Амалию Елизавету вряд ли можно было бы отнести к числу дальновидных государственных людей. Она не могла претендовать и на то, что ее волнуют проблемы целостности Германии. Принципы у нее были здравые и правильные, но она не терзалась угрызениями совести, если вдруг их приходилось нарушать. Что касается Гессен-Кесселя и его наследования сыном, то она решала все вопросы с присущей ей практичностью, благоразумием и последовательностью.
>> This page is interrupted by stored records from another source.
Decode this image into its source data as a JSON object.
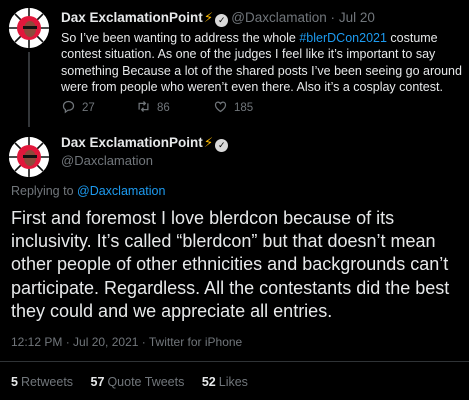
{
  "first_tweet": {
    "display_name": "Dax ExclamationPoint",
    "handle": "@Daxclamation",
    "separator": "·",
    "date": "Jul 20",
    "text_before_tag": "So I’ve been wanting to address the whole ",
    "hashtag": "#blerDCon2021",
    "text_after_tag": " costume contest situation. As one of the judges I feel like it’s important to say something Because a lot of the shared posts I’ve been seeing go around were from people who weren’t even there. Also it’s a cosplay contest.",
    "actions": {
      "replies": "27",
      "retweets": "86",
      "likes": "185"
    }
  },
  "main_tweet": {
    "display_name": "Dax ExclamationPoint",
    "handle": "@Daxclamation",
    "replying_prefix": "Replying to ",
    "replying_handle": "@Daxclamation",
    "text": "First and foremost I love blerdcon because of its inclusivity. It’s called “blerdcon” but that doesn’t mean other people of other ethnicities and backgrounds can’t participate. Regardless. All the contestants did the best they could and we appreciate all entries.",
    "timestamp": "12:12 PM · Jul 20, 2021 · Twitter for iPhone",
    "stats": {
      "retweets_count": "5",
      "retweets_label": "Retweets",
      "quotes_count": "57",
      "quotes_label": "Quote Tweets",
      "likes_count": "52",
      "likes_label": "Likes"
    }
  },
  "colors": {
    "background": "#000000",
    "link": "#1d9bf0",
    "muted": "#71767b",
    "text": "#e7e9ea",
    "bolt": "#f5b400"
  },
  "icons": [
    "avatar-image",
    "lightning-bolt-icon",
    "verified-badge-icon",
    "reply-icon",
    "retweet-icon",
    "like-icon"
  ]
}
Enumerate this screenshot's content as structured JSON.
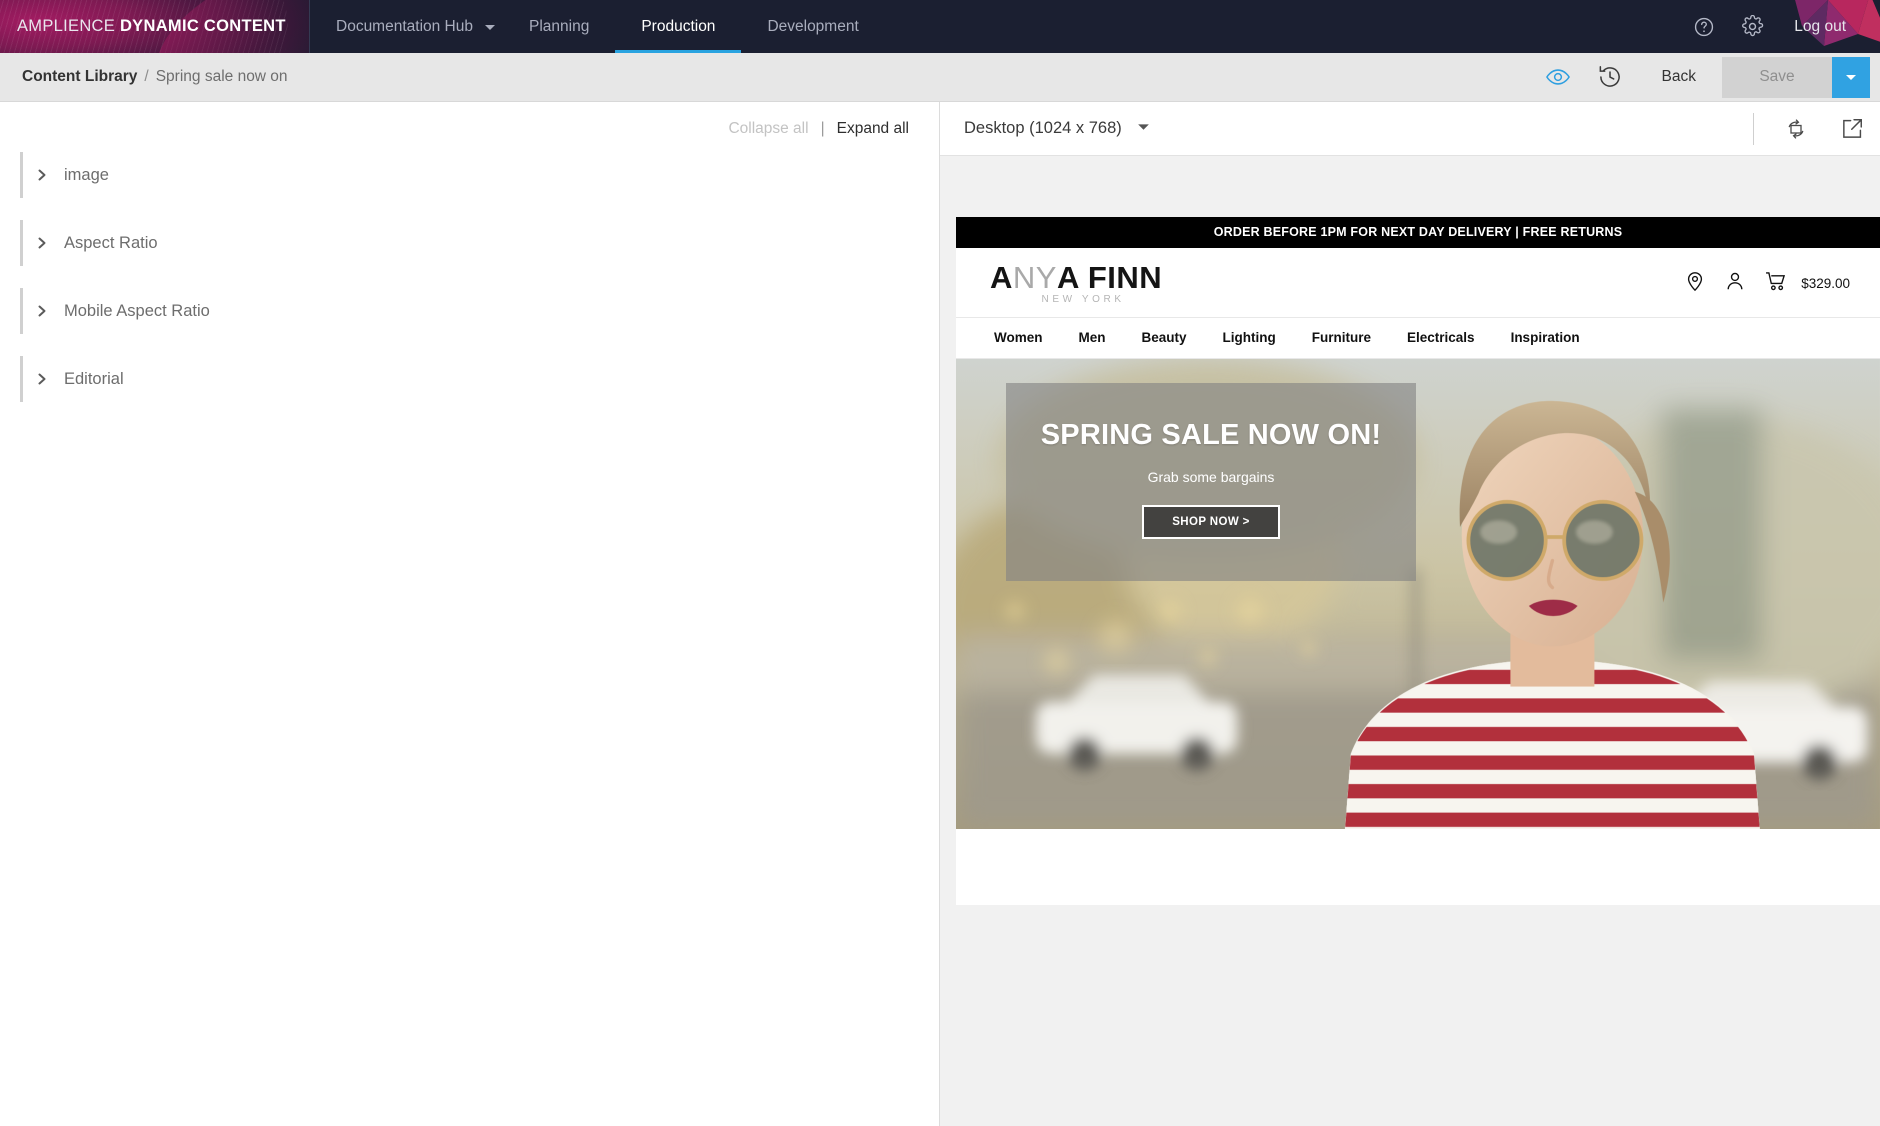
{
  "topnav": {
    "brand_light": "AMPLIENCE",
    "brand_bold": "DYNAMIC CONTENT",
    "items": [
      {
        "label": "Documentation Hub",
        "active": false,
        "has_caret": true
      },
      {
        "label": "Planning",
        "active": false,
        "has_caret": false
      },
      {
        "label": "Production",
        "active": true,
        "has_caret": false
      },
      {
        "label": "Development",
        "active": false,
        "has_caret": false
      }
    ],
    "help_icon": "help-circle-icon",
    "settings_icon": "gear-icon",
    "logout_label": "Log out",
    "accent_color": "#29a3e0",
    "background_color": "#1b1f31"
  },
  "breadcrumb": {
    "root": "Content Library",
    "separator": "/",
    "leaf": "Spring sale now on"
  },
  "actionbar": {
    "preview_icon": "eye-icon",
    "history_icon": "history-clock-icon",
    "back_label": "Back",
    "save_label": "Save",
    "save_enabled": false,
    "save_dropdown_icon": "chevron-down-icon",
    "save_dropdown_color": "#30a2e2"
  },
  "editor": {
    "collapse_all_label": "Collapse all",
    "pipe": "|",
    "expand_all_label": "Expand all",
    "collapse_all_enabled": false,
    "tree": [
      {
        "label": "image",
        "expanded": false
      },
      {
        "label": "Aspect Ratio",
        "expanded": false
      },
      {
        "label": "Mobile Aspect Ratio",
        "expanded": false
      },
      {
        "label": "Editorial",
        "expanded": false
      }
    ]
  },
  "preview": {
    "device_label": "Desktop (1024 x 768)",
    "device_caret_icon": "chevron-down-icon",
    "rotate_icon": "rotate-device-icon",
    "open_new_icon": "open-in-new-icon"
  },
  "site": {
    "promo_bar": "ORDER BEFORE 1PM FOR NEXT DAY DELIVERY | FREE RETURNS",
    "logo": {
      "part_a": "A",
      "part_dim": "NY",
      "part_b": "A FINN",
      "subtitle": "NEW YORK"
    },
    "header_icons": [
      {
        "name": "location-pin-icon"
      },
      {
        "name": "user-account-icon"
      },
      {
        "name": "shopping-cart-icon"
      }
    ],
    "cart_total": "$329.00",
    "nav": [
      "Women",
      "Men",
      "Beauty",
      "Lighting",
      "Furniture",
      "Electricals",
      "Inspiration"
    ],
    "hero": {
      "title": "SPRING SALE NOW ON!",
      "subtitle": "Grab some bargains",
      "cta_label": "SHOP NOW >"
    }
  }
}
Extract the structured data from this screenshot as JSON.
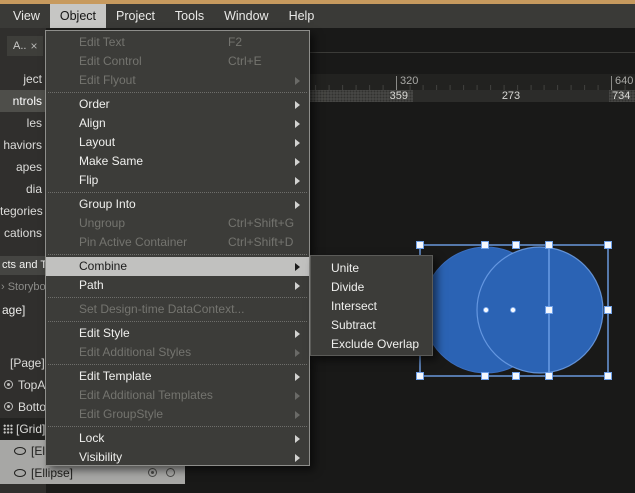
{
  "window": {
    "accent_color": "#C79A5E"
  },
  "menubar": {
    "items": [
      {
        "label": "View",
        "open": false
      },
      {
        "label": "Object",
        "open": true
      },
      {
        "label": "Project",
        "open": false
      },
      {
        "label": "Tools",
        "open": false
      },
      {
        "label": "Window",
        "open": false
      },
      {
        "label": "Help",
        "open": false
      }
    ]
  },
  "assets_panel": {
    "tab_label": "A..",
    "close_glyph": "×",
    "visible_items": [
      {
        "label": "ject",
        "selected": false
      },
      {
        "label": "ntrols",
        "selected": true
      },
      {
        "label": "les",
        "selected": false
      },
      {
        "label": "haviors",
        "selected": false
      },
      {
        "label": "apes",
        "selected": false
      },
      {
        "label": "dia",
        "selected": false
      },
      {
        "label": "tegories",
        "selected": false
      },
      {
        "label": "cations",
        "selected": false
      }
    ]
  },
  "objects_panel": {
    "header_fragment": "cts and T",
    "storyboard_fragment": "› Storybo",
    "breadcrumb_fragment": "age]",
    "rows": [
      {
        "icon": "none",
        "label": "[Page]",
        "selected": false,
        "indent": 10,
        "grid_row": false
      },
      {
        "icon": "eye",
        "label": "TopAp",
        "selected": false,
        "indent": 18,
        "grid_row": false
      },
      {
        "icon": "eye",
        "label": "Botto",
        "selected": false,
        "indent": 18,
        "grid_row": false
      },
      {
        "icon": "grid",
        "label": "[Grid]",
        "selected": false,
        "indent": 16,
        "grid_row": true
      },
      {
        "icon": "ellipse",
        "label": "[El",
        "selected": true,
        "indent": 31,
        "grid_row": false
      },
      {
        "icon": "ellipse",
        "label": "[Ellipse]",
        "selected": true,
        "indent": 31,
        "grid_row": false,
        "trailing_icons": [
          "dotcircle",
          "circle"
        ]
      }
    ]
  },
  "object_menu": {
    "items": [
      {
        "label": "Edit Text",
        "shortcut": "F2",
        "disabled": true
      },
      {
        "label": "Edit Control",
        "shortcut": "Ctrl+E",
        "disabled": true
      },
      {
        "label": "Edit Flyout",
        "submenu": true,
        "disabled": true
      },
      {
        "separator": true
      },
      {
        "label": "Order",
        "submenu": true
      },
      {
        "label": "Align",
        "submenu": true
      },
      {
        "label": "Layout",
        "submenu": true
      },
      {
        "label": "Make Same",
        "submenu": true
      },
      {
        "label": "Flip",
        "submenu": true
      },
      {
        "separator": true
      },
      {
        "label": "Group Into",
        "submenu": true
      },
      {
        "label": "Ungroup",
        "shortcut": "Ctrl+Shift+G",
        "disabled": true
      },
      {
        "label": "Pin Active Container",
        "shortcut": "Ctrl+Shift+D",
        "disabled": true
      },
      {
        "separator": true
      },
      {
        "label": "Combine",
        "submenu": true,
        "highlighted": true
      },
      {
        "label": "Path",
        "submenu": true
      },
      {
        "separator": true
      },
      {
        "label": "Set Design-time DataContext...",
        "disabled": true
      },
      {
        "separator": true
      },
      {
        "label": "Edit Style",
        "submenu": true
      },
      {
        "label": "Edit Additional Styles",
        "submenu": true,
        "disabled": true
      },
      {
        "separator": true
      },
      {
        "label": "Edit Template",
        "submenu": true
      },
      {
        "label": "Edit Additional Templates",
        "submenu": true,
        "disabled": true
      },
      {
        "label": "Edit GroupStyle",
        "submenu": true,
        "disabled": true
      },
      {
        "separator": true
      },
      {
        "label": "Lock",
        "submenu": true
      },
      {
        "label": "Visibility",
        "submenu": true
      }
    ]
  },
  "combine_submenu": {
    "items": [
      {
        "label": "Unite"
      },
      {
        "label": "Divide"
      },
      {
        "label": "Intersect"
      },
      {
        "label": "Subtract"
      },
      {
        "label": "Exclude Overlap"
      }
    ]
  },
  "ruler": {
    "tick_labels": [
      {
        "text": "320"
      },
      {
        "text": "640"
      }
    ]
  },
  "measure_bar": {
    "segments": [
      {
        "text": "359"
      },
      {
        "text": "273"
      },
      {
        "text": "734"
      }
    ]
  },
  "artboard": {
    "shape_fill": "#2B63B4",
    "shape_edge": "#3B6FC0",
    "selection_color": "#6FA0E8",
    "handle_fill": "#F5F8FD"
  }
}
Она поддалась на уговоры императора и согласилась на перемирие, но ставку делала на Ришелье, а не на Фердинанда. Уловка удалась. Кардинал, не желая лишиться ее денег, владений и армии, предложил ей даже более выгодные условия альянса, чем те, которыми пользовался супруг. Подписав договоры об альянсе отдельно с королем Франции и герцогом Брауншвейг-Люнебургом, регентша без церемоний порвала с Фердинандом. На маленьком шахматном поле гессенской политики Амалия Елизавета сделала ход конем и обыграла императора.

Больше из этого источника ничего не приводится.